業務フローを書き出し、どこでミスが起こり得るのか、属人化している部分はどこかを洗い出しましょう。

2.システム導入の検討

中堅以上のメーカーや輸出業務の頻度が高い企業なら、専用の輸出管理システムやワークフローシステムの導入がおすすめです。
エクセルや紙での管理に比べ、ミス防止・承認履歴の確保・担当者間の連絡や情報共有が劇的に改善されます。

3.全社的な運用ルールとKPI(指標)設定

現場だけでなく、営業・調達・上層部も含めた運用体制を整え、責任範囲や判断の権限、期日を明確にします。
KPIとして「該非判定のリードタイム短縮率」や「エラー再発防止率」などを設定すれば、内部統制と改善PDCAが回しやすくなります。

4.教育と定期見直しの文化を定着させる

現場OJTだけでなく、最新の判定事例や法改正情報を年1回以上共有。
担当者育成とノウハウの見える化を意識し、アルバイトや新人でも“結果が再現できる”環境を用意しましょう。

サプライヤー・バイヤー双方が知るべき現場運用のリアル

バイヤーであれば「調達品の該非判定はどこまで確認すべきか」「サプライヤーから提出されたCE証明や適用外証明の正当性は?」など実務的な悩みが尽きません。
一方サプライヤーは「判定結果の妥当性をどう説明するか」「顧客から要求された品目の技術開示とのバランス」など、互いの立場で課題が生まれがちです。

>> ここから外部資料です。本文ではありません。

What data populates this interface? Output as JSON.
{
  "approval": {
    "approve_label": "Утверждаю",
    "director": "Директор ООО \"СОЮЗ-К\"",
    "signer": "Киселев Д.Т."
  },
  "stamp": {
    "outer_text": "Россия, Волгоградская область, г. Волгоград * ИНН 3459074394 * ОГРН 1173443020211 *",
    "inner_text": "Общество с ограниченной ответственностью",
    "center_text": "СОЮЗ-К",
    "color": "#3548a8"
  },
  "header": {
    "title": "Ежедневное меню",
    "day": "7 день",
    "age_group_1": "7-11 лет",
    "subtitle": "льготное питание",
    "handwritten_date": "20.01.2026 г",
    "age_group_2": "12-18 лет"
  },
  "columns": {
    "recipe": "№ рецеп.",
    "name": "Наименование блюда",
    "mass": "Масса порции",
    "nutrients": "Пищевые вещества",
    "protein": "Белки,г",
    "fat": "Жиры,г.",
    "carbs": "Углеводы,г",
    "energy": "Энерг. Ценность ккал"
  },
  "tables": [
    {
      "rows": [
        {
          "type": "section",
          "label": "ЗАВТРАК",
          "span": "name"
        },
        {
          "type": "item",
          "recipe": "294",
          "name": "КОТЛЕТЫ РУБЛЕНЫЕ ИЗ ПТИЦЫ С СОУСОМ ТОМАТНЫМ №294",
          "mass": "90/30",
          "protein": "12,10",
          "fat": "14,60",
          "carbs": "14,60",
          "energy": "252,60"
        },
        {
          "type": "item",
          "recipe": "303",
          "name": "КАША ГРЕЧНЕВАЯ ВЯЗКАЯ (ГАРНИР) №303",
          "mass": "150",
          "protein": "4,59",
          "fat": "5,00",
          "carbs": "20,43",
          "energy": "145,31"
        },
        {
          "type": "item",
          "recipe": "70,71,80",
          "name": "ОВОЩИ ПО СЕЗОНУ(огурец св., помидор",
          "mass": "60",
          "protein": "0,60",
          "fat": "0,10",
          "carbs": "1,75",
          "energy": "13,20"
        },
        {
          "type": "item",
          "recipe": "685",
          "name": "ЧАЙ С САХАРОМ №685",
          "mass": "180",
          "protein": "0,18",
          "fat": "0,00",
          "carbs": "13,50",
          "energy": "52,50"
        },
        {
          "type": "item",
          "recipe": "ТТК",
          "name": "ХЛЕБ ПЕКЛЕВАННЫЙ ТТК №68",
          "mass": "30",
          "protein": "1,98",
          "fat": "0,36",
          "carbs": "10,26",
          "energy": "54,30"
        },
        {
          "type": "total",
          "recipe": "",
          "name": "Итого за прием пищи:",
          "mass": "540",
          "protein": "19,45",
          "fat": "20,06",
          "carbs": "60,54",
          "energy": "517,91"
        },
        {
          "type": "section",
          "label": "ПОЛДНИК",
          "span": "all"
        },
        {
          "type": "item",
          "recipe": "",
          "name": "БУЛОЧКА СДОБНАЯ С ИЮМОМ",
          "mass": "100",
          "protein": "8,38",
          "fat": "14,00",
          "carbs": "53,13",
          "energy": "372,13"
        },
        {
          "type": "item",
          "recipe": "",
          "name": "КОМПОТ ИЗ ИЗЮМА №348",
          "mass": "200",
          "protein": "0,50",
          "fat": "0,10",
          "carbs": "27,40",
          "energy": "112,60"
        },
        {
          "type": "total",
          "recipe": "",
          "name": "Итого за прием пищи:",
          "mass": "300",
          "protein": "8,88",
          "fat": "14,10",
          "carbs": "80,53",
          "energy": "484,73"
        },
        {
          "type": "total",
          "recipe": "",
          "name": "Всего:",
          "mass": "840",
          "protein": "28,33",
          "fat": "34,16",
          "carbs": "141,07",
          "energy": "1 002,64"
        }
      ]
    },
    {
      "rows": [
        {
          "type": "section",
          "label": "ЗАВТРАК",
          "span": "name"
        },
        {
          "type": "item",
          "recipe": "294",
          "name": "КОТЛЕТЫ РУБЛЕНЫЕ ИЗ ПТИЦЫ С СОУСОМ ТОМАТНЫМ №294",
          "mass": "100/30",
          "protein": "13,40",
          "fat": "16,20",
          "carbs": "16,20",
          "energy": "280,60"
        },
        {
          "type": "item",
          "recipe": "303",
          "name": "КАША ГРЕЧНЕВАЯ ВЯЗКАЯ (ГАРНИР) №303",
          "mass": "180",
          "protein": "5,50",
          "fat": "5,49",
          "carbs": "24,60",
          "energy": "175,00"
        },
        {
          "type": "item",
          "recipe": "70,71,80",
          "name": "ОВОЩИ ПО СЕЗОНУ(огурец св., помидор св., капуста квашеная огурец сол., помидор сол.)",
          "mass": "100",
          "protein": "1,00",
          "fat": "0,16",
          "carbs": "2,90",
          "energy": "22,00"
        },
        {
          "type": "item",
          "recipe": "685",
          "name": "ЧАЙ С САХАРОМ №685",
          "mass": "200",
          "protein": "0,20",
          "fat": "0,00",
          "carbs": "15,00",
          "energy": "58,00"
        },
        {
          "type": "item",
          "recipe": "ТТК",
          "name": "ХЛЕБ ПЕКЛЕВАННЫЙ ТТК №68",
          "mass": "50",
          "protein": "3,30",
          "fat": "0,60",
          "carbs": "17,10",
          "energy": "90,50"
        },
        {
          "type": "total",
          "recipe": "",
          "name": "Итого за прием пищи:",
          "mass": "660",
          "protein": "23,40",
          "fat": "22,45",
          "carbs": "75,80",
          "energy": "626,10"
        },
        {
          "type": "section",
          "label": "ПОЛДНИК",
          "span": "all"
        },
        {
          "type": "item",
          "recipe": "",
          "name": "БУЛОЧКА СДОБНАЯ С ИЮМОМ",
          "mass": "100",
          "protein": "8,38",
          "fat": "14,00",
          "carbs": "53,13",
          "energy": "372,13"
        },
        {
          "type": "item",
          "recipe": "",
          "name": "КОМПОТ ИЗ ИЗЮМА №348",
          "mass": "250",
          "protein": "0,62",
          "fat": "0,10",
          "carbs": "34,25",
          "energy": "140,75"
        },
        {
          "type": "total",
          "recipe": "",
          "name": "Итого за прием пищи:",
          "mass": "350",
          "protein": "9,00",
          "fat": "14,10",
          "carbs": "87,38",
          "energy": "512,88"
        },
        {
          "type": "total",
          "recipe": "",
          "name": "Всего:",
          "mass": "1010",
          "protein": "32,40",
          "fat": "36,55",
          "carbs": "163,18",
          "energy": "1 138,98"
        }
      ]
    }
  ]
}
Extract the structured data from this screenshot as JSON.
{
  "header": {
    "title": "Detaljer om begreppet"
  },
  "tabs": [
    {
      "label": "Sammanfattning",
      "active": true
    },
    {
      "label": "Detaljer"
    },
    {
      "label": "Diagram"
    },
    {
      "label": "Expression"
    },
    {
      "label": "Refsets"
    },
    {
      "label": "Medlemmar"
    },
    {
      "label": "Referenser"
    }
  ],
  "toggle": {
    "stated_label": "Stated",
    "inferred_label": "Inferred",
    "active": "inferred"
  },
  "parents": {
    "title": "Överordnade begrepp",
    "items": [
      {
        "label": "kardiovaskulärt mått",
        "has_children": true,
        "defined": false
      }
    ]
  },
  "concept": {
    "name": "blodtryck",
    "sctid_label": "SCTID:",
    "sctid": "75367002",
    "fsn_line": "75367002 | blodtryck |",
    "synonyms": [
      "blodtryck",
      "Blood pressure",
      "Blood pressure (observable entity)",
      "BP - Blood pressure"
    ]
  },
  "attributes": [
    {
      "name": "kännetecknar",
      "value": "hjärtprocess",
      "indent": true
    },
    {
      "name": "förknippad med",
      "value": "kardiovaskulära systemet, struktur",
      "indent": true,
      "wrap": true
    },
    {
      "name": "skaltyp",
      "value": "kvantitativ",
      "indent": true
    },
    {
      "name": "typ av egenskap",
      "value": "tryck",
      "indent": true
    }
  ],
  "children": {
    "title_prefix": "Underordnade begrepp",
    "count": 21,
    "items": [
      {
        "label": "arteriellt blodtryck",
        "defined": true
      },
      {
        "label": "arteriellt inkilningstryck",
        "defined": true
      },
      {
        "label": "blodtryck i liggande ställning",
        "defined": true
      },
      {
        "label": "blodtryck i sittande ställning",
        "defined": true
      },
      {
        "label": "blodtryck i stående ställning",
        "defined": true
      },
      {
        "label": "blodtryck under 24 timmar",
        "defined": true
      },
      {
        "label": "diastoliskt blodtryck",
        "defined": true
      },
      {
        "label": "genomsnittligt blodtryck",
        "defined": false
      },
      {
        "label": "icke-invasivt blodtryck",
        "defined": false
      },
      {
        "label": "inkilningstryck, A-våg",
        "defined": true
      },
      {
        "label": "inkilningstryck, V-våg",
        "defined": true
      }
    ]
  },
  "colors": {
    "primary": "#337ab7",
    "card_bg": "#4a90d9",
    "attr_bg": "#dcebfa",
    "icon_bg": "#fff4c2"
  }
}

ここにこそ、ワークフローを核とする共通基盤と、“属人化しない証跡主義”の重要性があります。
「おたく、どうやって管理してます?」と顧客や監査先から尋ねられた場合でも、自信を持って答えられる運用体制が、強い信頼と持続的なビジネスの前提条件です。

まとめ — 輸出管理の成熟は現場から始まる

該非判定とデュアルユース管理は、“意識高い系”のタスクでも、“一部の専門部署だけの仕事”でもありません。
現場に根付きやすい「ワークフロー化」こそが、輸出管理リスクを確実に減らし、国際競争力と信頼性の維持につながります。

どんなにアナログな環境にも、デジタル技術や標準化された工程は着実に導入が可能です。
そして、その礎を築くのは、一人ひとりの地道な実践と、「標準化すること」への全社的な理解です。

現場の知恵と最前線の情報を積極的に共有し合い、日本のものづくりを持続的に発展させていきましょう。
それが、未来の製造業を強くする確かな一歩となります。